Requiem sur le linceul des fourbes

J’ai toujours distingué entre conviction, foi, religion, cause, idéal ou spiritualité.
J’ai toujours été porté par des valeurs, un engagement, un combat et un sens que je donne à ma vie.

Je ne crois pas être seul sur ce chemin. Toutefois, sur cette route exigeante, beaucoup d’imposteurs sévissent. Lorsqu’ils le peuvent, ils instrumentalisent Dieu et le diable ou bien déplument les pigeons qui votent parce que la démocratie, c’est les élections.

Ces imposteurs, ce gang des faussaires de Dieu et de la volonté du peuple, ont les deux pieds dans le déshonneur. Ils volent l’éthique d’une révolution qu’ils ont usurpée.
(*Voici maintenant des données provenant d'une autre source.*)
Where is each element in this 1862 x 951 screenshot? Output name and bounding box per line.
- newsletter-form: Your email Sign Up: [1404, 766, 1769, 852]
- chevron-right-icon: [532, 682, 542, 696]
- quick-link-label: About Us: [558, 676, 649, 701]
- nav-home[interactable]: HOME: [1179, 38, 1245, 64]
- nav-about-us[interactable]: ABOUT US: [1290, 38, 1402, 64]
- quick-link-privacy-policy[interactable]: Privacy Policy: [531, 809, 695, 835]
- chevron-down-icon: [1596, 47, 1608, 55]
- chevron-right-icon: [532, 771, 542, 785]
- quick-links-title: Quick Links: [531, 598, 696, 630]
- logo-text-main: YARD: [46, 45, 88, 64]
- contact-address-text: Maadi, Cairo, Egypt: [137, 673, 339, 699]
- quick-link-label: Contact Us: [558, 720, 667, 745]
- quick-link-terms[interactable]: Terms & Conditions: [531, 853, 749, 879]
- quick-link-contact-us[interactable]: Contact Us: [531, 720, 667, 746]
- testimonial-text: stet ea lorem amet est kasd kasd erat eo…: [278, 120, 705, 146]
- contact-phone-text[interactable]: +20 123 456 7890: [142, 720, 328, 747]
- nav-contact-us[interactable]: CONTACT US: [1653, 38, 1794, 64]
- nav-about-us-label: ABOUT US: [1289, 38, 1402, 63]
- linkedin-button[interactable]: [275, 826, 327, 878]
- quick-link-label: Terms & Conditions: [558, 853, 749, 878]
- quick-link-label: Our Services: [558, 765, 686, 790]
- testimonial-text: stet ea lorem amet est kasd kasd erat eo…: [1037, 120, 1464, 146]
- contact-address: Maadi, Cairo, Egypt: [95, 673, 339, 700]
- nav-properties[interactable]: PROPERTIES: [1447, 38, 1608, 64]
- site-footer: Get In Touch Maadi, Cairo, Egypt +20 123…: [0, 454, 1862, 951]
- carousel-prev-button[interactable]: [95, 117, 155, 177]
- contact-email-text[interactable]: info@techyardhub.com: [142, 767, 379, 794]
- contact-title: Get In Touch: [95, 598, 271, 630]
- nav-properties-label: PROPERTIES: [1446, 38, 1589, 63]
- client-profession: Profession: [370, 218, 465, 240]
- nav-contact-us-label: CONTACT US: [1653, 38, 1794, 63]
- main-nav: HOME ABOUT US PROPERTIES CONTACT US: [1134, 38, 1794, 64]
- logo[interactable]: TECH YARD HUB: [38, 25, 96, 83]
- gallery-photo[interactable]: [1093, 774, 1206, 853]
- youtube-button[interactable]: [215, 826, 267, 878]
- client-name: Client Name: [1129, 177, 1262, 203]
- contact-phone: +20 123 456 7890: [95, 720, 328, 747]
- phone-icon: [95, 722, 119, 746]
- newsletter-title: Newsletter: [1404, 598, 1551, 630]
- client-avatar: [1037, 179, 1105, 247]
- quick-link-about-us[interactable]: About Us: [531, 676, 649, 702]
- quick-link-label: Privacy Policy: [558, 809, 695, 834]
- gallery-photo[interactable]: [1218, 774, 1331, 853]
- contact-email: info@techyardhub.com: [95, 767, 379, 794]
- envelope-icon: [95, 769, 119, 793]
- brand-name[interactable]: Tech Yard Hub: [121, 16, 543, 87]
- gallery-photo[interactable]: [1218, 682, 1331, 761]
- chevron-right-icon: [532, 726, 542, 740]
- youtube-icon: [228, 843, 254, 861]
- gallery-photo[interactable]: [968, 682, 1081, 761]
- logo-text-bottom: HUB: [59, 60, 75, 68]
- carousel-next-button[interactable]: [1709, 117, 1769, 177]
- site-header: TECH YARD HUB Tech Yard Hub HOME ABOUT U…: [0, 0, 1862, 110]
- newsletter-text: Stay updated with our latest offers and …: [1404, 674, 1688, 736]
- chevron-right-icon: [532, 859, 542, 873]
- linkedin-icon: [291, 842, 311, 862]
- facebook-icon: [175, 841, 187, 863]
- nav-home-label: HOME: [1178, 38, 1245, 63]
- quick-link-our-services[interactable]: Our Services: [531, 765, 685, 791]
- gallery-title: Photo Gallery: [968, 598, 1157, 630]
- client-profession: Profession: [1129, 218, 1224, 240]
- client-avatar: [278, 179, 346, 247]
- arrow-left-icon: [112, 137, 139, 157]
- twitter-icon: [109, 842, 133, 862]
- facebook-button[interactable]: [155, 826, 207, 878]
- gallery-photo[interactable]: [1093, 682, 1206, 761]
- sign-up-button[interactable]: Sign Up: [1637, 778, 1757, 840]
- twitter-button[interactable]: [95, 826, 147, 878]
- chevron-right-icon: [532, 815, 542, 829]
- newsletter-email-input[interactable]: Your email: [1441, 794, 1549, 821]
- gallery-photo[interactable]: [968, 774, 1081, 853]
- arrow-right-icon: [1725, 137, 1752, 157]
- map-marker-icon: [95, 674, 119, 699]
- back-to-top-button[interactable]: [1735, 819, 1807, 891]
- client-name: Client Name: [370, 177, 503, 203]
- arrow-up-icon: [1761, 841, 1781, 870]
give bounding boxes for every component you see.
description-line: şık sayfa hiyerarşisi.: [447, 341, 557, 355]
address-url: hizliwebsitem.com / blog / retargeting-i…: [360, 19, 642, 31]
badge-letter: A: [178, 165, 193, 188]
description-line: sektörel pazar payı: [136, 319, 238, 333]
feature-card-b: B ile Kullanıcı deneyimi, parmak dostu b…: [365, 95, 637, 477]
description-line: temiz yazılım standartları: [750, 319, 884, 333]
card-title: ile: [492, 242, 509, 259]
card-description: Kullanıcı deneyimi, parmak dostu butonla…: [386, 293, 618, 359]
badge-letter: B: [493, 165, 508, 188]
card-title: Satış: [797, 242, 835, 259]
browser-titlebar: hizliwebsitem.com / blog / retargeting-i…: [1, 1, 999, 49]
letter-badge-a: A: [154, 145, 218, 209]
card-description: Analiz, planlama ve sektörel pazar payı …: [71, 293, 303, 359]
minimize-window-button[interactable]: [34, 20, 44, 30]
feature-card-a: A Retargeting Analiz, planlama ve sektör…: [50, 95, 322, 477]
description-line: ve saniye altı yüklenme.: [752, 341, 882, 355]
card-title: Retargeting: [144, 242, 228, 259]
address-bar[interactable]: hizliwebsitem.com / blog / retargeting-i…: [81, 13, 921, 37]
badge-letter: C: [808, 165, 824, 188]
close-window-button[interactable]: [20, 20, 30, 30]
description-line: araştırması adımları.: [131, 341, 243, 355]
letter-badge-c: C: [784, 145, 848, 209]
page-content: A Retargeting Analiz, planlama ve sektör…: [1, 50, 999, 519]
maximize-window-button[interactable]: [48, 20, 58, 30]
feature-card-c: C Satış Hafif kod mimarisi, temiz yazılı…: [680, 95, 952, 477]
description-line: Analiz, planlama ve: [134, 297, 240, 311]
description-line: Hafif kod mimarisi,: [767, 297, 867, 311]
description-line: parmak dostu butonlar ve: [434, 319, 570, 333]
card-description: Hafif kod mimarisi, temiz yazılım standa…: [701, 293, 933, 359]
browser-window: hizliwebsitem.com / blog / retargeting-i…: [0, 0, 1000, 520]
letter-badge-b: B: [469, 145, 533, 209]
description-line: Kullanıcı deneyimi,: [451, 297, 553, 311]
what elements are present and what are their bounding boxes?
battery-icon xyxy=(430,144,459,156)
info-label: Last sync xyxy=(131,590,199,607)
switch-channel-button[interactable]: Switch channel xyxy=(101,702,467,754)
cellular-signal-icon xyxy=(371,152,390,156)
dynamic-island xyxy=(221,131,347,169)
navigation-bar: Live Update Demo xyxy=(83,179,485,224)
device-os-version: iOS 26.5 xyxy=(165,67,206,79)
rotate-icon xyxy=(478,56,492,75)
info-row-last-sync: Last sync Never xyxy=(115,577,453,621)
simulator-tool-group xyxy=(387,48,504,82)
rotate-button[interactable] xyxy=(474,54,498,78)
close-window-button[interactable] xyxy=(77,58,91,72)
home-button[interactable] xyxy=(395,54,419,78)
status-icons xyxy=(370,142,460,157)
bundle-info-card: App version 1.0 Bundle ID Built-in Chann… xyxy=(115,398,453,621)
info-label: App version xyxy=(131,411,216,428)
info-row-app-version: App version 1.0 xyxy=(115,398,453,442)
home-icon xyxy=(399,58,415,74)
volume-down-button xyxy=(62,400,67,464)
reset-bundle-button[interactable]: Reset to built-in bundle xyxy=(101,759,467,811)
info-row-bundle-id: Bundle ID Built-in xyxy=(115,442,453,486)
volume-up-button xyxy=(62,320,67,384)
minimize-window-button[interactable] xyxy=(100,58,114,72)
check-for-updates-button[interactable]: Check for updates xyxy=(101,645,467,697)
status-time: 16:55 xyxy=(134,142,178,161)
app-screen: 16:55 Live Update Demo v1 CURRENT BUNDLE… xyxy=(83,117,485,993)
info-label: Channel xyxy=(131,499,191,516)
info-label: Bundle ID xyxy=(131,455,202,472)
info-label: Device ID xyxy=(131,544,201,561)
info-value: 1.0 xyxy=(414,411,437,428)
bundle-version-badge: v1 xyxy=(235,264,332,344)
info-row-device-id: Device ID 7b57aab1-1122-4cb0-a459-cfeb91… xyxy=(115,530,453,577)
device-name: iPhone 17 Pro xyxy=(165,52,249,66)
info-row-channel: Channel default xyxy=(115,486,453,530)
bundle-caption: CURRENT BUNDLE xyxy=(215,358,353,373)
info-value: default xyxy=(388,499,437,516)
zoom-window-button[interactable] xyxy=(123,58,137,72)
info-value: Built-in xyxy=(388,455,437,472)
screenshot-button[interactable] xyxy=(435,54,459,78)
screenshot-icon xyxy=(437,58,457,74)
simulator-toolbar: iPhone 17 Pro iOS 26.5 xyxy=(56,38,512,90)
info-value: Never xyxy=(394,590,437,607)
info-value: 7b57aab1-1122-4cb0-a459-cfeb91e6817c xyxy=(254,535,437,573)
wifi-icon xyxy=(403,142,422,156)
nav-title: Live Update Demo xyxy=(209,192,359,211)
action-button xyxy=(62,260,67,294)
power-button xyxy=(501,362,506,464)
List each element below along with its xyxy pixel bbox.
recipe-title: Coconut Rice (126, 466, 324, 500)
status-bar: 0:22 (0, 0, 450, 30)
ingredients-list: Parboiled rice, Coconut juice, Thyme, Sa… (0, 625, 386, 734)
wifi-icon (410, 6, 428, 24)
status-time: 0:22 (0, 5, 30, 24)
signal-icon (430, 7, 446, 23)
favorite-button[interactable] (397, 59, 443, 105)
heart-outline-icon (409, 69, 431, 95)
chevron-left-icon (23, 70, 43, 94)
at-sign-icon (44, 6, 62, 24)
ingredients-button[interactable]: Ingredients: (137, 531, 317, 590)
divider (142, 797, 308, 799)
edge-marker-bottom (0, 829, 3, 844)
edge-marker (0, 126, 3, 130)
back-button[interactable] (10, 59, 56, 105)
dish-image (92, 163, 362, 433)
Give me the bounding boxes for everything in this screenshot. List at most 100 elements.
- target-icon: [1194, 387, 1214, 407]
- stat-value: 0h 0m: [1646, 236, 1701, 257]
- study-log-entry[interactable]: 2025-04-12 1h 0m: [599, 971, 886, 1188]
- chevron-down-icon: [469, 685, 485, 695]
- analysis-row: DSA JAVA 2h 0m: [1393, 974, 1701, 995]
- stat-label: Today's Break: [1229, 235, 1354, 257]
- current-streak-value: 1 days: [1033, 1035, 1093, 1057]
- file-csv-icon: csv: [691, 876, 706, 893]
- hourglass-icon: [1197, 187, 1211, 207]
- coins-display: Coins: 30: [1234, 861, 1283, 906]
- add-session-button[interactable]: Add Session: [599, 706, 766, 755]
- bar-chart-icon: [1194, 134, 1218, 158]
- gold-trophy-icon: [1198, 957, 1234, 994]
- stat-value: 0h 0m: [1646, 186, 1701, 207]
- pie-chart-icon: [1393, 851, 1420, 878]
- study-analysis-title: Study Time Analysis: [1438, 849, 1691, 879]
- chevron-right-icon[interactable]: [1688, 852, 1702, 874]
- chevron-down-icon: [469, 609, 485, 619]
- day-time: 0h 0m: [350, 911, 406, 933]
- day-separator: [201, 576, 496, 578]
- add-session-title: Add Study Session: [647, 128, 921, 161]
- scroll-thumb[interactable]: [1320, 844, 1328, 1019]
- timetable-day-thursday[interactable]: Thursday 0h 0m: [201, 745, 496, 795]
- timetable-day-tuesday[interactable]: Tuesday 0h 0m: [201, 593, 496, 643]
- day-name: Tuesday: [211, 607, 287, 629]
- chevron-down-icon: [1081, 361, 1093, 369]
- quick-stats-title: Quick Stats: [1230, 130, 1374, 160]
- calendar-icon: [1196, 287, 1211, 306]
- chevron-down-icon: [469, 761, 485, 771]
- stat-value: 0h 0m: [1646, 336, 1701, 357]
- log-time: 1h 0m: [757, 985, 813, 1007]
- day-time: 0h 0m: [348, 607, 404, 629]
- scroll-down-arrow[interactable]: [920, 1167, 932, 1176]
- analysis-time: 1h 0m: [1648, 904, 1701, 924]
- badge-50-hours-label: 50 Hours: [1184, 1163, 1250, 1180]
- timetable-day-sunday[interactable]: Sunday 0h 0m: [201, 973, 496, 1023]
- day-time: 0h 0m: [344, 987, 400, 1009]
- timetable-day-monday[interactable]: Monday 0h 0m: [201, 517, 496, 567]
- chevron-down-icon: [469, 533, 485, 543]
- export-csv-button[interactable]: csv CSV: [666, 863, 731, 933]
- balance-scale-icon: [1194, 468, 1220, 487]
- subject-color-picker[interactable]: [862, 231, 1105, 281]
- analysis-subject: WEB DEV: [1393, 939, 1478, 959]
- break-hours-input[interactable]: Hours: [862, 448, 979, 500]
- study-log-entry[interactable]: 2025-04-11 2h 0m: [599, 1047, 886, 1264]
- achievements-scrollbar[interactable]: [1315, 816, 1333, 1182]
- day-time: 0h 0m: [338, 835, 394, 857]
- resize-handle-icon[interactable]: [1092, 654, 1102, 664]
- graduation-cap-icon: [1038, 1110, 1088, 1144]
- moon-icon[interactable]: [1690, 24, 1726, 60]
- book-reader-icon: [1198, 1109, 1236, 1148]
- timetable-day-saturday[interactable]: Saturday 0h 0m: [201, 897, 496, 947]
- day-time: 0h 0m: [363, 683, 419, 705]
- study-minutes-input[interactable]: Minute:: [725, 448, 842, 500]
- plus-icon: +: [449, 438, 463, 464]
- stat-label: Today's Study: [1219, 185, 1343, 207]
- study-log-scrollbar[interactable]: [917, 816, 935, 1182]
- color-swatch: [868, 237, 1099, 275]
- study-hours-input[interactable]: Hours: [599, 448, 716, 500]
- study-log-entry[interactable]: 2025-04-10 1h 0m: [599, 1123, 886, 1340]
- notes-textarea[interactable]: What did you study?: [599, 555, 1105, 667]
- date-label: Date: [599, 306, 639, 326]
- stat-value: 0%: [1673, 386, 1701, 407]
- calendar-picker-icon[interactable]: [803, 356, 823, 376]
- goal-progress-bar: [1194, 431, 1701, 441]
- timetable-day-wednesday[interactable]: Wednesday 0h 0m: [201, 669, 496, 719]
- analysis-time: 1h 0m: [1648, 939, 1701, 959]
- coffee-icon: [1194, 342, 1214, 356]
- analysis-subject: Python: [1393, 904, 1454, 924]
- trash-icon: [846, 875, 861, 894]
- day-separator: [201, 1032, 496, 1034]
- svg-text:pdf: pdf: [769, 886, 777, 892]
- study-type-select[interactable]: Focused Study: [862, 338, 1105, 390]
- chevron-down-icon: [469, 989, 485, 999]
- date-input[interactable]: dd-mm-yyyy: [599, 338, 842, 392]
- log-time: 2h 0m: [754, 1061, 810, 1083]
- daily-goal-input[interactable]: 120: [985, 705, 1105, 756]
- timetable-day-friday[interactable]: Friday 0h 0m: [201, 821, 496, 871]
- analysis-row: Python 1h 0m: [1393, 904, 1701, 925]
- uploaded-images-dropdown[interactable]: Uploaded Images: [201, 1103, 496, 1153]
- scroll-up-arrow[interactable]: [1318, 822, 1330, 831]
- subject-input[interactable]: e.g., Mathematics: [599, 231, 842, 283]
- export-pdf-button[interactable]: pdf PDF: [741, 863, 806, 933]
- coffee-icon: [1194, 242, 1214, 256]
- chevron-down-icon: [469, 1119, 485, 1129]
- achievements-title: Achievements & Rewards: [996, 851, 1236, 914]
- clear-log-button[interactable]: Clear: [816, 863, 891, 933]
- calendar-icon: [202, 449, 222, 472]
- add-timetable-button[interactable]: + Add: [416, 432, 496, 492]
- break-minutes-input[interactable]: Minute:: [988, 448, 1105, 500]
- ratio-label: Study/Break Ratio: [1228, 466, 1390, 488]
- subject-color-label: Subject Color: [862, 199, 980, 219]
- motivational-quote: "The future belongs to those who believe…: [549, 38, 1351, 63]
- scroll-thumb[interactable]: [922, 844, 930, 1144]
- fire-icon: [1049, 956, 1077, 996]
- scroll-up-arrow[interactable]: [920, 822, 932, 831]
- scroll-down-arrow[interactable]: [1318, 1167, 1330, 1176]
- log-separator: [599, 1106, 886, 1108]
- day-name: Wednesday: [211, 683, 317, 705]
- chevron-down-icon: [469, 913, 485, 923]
Demain, ils trôneront, avec sous leurs fesses augustes, nos rêves équitables. Ils en feront palais du déshonneur et compromissions nouvelles.

L’histoire les rattrapera un jour. Ils n’auront de choix alors que plaider coupable. Coupables d’être le parti des menteurs sans vergogne. Coupables d’être les fossoyeurs d’une démocratie balbutiante. Coupables d’être les ennemis d’un peuple qui leur a donné ses voix et n’a récolté que mépris, arrogance, conciliabules et ententes tacites pour le dépecer.

Dans ma vie d’illusions, j’en ai écrit des dazibaos et ma promesse, c’est que demain, nos voix trahies vous enterreront. Nos vies valent mieux que vos collusions. Nos vies valent mieux que vos paradis sonnants et trébuchants. Nos vies vous toisent, bandits et orgueilleux que vous êtes.

Car, tout escrocs que vous soyez, vous le savez, vous paierez bien un jour prochain. Et alors, à la trappe, les poches pleines c’est vrai, mais les linceuls des fourbes et même ceux des bienfaisants en ont-ils?

Le pouvoir rend ivre à en vomir. Rien que nausée pour tous sur le tombeau des démocrates et la République en lambeaux.